Whether that will stretch to discouraging the rampant level of turnover that has blighted the industry in recent times is unclear. But the association is expected to tackle the key issues, including congestion within distribution channels and escalating market costs.
At present distribution of mutual funds is dominated by banks, whose trailer fees account for at least 50% of management fees and up to 90% for newer and smaller firms.
This has left FMCs in a relatively powerless bargaining position, and it is hoped that the CFA will be able to strike a balance between interested parties to reduce mutual fund selling costs.
In terms of the association’s management, Sun Jie has been named as chairman. He is the former director of investment fund supervision at the China Securities Regulatory Commission (CSRC).
Beneath him are two full-time vice-chairmen, Han Kang, who currently serves as deputy director of CSRC’s Shanghai bureau, and Cao Dianyi, a former director of CSRC’s Heilongjiang bureau. The official line is that the CFA is an independent body that is supported by the CSRC.
Further, the CFA will boast nine part-time vice-chairmen. Their number includes Fan Yonghong, who recently quit as general manager of the country’s largest asset manager China AMC.

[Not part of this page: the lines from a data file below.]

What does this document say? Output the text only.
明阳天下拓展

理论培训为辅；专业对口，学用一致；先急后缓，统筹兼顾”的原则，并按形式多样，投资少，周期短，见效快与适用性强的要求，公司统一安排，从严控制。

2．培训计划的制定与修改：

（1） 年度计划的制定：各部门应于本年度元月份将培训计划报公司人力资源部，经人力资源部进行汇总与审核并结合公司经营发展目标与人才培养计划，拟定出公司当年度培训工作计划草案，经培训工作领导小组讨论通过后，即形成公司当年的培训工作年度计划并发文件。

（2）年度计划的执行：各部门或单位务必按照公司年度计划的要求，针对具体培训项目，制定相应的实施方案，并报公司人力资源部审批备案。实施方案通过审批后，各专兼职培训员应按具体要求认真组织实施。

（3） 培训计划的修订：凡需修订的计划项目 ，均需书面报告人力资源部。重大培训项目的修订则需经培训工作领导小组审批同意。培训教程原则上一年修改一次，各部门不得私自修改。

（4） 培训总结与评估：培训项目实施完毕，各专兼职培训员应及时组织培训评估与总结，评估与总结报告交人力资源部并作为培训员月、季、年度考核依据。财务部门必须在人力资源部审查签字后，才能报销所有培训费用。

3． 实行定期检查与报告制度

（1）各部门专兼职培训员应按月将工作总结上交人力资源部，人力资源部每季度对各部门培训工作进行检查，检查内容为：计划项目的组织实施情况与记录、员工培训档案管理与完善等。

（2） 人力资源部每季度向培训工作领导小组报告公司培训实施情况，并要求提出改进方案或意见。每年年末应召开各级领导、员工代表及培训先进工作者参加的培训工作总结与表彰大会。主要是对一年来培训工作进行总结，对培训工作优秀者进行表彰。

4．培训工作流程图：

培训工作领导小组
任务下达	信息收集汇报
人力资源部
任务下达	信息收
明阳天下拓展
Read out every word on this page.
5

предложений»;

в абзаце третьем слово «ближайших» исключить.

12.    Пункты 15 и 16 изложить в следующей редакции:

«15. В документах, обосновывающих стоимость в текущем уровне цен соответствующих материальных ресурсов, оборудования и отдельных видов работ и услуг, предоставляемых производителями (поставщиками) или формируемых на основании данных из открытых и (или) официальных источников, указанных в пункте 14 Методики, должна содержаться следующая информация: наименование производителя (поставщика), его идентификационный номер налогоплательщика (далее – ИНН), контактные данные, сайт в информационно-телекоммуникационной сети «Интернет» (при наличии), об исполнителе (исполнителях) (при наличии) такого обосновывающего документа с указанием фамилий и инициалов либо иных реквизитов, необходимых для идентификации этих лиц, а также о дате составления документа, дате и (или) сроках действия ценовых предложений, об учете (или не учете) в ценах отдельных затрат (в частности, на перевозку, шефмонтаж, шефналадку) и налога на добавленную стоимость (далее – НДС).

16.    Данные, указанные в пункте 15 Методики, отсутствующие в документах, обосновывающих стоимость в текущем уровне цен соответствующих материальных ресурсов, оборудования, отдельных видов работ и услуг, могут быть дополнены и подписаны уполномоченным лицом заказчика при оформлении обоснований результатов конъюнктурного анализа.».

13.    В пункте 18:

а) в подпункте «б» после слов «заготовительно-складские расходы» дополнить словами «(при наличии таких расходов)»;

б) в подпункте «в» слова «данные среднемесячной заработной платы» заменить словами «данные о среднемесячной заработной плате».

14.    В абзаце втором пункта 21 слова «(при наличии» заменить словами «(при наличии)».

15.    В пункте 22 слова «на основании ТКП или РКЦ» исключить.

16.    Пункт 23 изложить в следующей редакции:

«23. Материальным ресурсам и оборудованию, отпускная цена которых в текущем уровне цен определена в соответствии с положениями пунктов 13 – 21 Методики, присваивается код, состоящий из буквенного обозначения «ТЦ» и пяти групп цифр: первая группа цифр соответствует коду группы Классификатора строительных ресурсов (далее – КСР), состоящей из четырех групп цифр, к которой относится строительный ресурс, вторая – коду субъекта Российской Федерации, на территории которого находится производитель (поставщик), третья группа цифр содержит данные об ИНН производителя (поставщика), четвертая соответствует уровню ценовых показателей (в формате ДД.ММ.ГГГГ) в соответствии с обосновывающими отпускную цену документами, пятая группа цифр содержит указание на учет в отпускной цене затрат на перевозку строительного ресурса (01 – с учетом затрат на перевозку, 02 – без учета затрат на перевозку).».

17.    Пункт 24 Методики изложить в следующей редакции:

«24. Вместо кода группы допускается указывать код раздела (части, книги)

Fan’s part-time status should enable him to pursue other professional pursuits, so speculation over his next destination will likely continue in domestic media. However, his CFA responsibilities would seem to rule out an overseas role, as had been mooted.
Importantly, the CFA will be dedicated to the fund management industry, which sets it apart from two existing organisations of a similar nature: the Securities Association of China (SAC), which was established in 1991, and the Shanghai Asset Management Association, set up in 2010.
In fact, the association will be carved out from the SAC to include relevant institutions such as FMCs, custodians, distributors, securities and futures exchanges, index providers and settlement firms.
Already there are more than 100 members, who are all required to pay fees to the CFA. For instance, a fund manager pays a registration of Rmb100,000 ($15,000) and an annual fee of 0.2% of the previous year’s revenue, with a minimum of Rmb20,000 and a cap of Rmb600,000.
However, hedge funds operating through a trust platform are not allowed to become members of the CFA, even though they have become significant players in the nation’s asset management industry. At the end of May these funds had a total AUM of Rmb200 billion– about 9% of China’s Rmb2.17 trillion mutual fund industry as at the end of 2011.
“I don’t think the membership should be restricted to financial institutions with licences related to mutual funds,” argues Lin. “It should welcome other players in the asset management industry, such as hedge funds and should not become just a club of FMCs, since its influence and ability to push forward the development of the asset management industry will be limited.”